Here is an example of approximating a Matern 3/2 kernel with some of our basis functions,

docs/matern32.png

here is an example of the algorithms in revrand approximating a Gaussian Process,

docs/glm_sgd_demo.png

and here is an example of running using our Bayesian GLM with a Poisson likelihood and integer observations,

docs/glm_demo.png

Have a look at some of the demo notebooks for how we generated these plots, and more!

Quickstart

To install, simply run setup.py:

$ python setup.py install

or install with pip:

$ pip install git+https://github.com/nicta/revrand.git

Now have a look at our quickstart guide to get up and running quickly!

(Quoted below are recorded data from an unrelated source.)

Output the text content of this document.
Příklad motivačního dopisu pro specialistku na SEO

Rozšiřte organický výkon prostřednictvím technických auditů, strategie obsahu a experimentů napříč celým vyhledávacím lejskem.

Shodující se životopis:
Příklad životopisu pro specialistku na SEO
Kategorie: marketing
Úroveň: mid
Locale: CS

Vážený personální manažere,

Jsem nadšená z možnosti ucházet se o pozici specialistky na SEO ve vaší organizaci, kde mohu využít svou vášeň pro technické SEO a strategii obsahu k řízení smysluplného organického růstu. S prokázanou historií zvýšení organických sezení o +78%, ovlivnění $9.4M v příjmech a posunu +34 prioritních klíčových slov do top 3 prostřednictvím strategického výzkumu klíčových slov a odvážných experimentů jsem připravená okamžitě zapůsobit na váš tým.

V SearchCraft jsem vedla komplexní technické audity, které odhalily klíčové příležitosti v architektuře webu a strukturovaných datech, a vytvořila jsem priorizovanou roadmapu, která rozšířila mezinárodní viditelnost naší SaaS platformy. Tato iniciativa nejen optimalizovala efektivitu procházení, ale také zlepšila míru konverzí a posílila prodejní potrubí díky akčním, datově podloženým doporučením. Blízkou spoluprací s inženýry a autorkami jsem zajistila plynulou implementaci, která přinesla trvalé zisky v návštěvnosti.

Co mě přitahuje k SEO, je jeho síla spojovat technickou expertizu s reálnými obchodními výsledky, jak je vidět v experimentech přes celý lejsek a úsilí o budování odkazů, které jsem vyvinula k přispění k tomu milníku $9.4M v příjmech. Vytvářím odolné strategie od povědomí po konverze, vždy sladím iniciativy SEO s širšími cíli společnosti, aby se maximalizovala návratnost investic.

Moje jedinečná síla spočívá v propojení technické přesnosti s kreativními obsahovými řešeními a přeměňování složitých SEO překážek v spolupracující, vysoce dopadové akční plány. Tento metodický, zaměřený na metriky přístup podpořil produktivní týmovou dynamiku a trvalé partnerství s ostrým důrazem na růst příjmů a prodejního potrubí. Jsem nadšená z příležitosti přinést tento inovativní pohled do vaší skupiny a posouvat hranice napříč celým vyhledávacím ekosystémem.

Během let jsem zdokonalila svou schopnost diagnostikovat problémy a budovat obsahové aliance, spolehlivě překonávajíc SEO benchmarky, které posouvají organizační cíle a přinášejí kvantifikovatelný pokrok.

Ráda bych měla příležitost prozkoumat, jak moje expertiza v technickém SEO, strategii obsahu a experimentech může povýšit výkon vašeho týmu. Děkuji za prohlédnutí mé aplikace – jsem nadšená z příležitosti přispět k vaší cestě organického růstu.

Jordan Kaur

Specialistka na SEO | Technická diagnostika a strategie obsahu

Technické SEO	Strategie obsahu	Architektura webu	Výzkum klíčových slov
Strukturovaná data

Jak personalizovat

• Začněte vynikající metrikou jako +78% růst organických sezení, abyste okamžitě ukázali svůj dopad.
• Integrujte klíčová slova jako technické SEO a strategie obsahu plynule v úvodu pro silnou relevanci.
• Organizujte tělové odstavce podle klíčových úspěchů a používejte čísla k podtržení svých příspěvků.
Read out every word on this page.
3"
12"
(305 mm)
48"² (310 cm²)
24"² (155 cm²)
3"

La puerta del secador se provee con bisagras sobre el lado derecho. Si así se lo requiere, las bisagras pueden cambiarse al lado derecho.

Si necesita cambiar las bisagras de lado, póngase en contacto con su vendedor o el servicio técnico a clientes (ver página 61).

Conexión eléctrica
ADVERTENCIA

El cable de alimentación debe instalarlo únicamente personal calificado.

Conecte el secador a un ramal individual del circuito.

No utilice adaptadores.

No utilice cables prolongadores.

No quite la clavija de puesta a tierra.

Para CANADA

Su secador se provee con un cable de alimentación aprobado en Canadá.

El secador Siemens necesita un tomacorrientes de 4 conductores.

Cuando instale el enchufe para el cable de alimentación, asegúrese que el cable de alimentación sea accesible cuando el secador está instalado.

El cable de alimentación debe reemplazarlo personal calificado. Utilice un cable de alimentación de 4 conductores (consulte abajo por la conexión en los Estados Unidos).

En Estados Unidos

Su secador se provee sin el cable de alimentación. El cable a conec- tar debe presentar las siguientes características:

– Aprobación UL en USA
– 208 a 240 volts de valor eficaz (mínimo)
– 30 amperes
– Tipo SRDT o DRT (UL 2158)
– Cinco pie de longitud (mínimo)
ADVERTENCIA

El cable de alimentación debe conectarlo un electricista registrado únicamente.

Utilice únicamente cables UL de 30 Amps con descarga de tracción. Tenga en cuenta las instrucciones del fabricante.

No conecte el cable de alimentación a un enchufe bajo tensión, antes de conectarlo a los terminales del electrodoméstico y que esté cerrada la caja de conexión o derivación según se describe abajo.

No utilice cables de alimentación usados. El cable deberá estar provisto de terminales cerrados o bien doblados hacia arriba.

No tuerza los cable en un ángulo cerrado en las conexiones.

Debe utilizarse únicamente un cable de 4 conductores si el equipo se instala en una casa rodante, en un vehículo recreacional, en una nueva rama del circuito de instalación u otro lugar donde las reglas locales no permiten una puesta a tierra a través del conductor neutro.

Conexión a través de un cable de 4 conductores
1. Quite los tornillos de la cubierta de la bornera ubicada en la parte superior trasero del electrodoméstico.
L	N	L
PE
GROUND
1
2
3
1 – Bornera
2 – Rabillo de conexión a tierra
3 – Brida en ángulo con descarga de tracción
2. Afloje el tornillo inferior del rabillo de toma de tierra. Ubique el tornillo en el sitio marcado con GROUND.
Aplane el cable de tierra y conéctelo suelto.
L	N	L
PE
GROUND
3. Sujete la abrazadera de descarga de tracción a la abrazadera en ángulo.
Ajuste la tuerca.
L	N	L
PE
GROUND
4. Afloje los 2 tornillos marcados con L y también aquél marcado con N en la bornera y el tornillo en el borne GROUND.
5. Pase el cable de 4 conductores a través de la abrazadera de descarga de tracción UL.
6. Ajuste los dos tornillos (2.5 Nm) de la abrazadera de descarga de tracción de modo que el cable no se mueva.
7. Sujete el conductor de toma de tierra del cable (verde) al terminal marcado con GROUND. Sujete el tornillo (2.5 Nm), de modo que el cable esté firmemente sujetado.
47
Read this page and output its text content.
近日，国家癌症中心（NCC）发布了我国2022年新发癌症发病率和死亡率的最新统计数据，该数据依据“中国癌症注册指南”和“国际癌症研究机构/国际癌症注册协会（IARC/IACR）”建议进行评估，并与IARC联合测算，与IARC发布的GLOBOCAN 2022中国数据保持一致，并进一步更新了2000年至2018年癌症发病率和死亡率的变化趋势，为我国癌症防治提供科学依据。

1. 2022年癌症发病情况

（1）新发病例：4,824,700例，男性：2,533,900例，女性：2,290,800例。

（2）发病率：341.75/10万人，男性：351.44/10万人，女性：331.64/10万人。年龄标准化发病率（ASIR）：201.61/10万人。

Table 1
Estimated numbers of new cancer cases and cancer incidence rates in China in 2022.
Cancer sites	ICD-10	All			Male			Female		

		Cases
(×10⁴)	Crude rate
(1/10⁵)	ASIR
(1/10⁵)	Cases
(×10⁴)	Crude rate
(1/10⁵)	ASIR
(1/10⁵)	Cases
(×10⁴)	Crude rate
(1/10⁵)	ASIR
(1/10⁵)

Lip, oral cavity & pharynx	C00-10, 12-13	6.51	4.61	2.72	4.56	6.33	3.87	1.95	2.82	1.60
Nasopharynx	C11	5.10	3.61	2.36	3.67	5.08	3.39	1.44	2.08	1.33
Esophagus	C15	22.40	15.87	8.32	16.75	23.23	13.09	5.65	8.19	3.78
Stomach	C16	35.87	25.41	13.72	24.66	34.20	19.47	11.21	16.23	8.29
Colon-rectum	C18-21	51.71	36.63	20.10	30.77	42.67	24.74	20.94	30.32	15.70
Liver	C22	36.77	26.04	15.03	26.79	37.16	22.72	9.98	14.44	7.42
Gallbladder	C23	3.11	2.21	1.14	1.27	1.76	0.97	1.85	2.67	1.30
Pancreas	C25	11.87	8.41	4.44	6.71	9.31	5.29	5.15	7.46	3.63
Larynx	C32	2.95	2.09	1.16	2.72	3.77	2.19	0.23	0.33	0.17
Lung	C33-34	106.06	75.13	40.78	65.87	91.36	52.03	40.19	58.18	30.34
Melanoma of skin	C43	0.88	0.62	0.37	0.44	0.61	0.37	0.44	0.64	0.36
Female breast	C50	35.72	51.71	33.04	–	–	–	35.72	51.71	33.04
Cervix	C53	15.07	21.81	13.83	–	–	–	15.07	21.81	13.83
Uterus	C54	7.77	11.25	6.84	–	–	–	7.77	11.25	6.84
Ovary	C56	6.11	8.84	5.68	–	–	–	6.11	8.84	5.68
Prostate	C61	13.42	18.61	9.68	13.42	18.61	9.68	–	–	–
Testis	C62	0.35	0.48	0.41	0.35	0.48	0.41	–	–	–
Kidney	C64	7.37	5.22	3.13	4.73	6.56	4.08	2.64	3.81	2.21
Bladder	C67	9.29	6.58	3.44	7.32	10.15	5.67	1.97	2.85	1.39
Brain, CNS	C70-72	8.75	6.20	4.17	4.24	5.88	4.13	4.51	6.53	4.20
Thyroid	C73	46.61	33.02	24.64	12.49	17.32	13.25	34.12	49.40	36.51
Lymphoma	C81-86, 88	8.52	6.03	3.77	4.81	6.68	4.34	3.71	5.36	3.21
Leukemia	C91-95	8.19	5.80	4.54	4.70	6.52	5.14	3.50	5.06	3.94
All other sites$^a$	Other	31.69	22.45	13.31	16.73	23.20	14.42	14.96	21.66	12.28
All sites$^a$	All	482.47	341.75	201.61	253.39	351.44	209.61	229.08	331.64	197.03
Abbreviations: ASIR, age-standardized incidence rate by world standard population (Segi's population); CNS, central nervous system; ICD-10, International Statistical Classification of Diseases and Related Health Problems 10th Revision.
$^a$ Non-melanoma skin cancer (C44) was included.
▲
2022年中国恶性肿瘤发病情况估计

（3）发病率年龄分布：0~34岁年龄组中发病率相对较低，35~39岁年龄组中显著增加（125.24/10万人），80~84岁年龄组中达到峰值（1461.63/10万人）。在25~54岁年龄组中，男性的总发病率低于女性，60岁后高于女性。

Refer to docs/installation.rst for advanced installation instructions.

Useful Links

Home Page
http://github.com/nicta/revrand
Documentation
http://nicta.github.io/revrand
Report on the algorithms in revrand
https://github.com/NICTA/revrand/blob/master/docs/report/report.pdf
Issue tracking
https://github.com/nicta/revrand/issues

Bugs & Feedback

For bugs, questions and discussions, please use Github Issues.

Authors

References

[1]Yang, Z., Smola, A. J., Song, L., & Wilson, A. G. "A la Carte -- Learning Fast Kernels". Proceedings of the Eighteenth International Conference on Artificial Intelligence and Statistics, pp. 1098-1106, 2015.
[2]Le, Q., Sarlos, T., & Smola, A. "Fastfood-approximating kernel expansions in loglinear time." Proceedings of the international conference on machine learning. 2013.
[3]Rahimi, A., & Recht, B. "Random features for large-scale kernel machines". Advances in neural information processing systems. 2007.
[4]Kingma, D. P., & Welling, M. "Auto-encoding variational Bayes". Proceedings of the 2nd International Conference on Learning Representations (ICLR). 2014.
[5]Gershman, S., Hoffman, M., & Blei, D. "Nonparametric variational inference". Proceedings of the international conference on machine learning. 2012.

Copyright & License

Copyright 2015 National ICT Australia.

Licensed under the Apache License, Version 2.0 (the "License"); you may not use this file except in compliance with the License. You may obtain a copy of the License at

http://www.apache.org/licenses/LICENSE-2.0

Unless required by applicable law or agreed to in writing, software distributed under the License is distributed on an "AS IS" BASIS, WITHOUT WARRANTIES OR CONDITIONS OF ANY KIND, either express or implied. See the License for the specific language governing permissions and limitations under the License.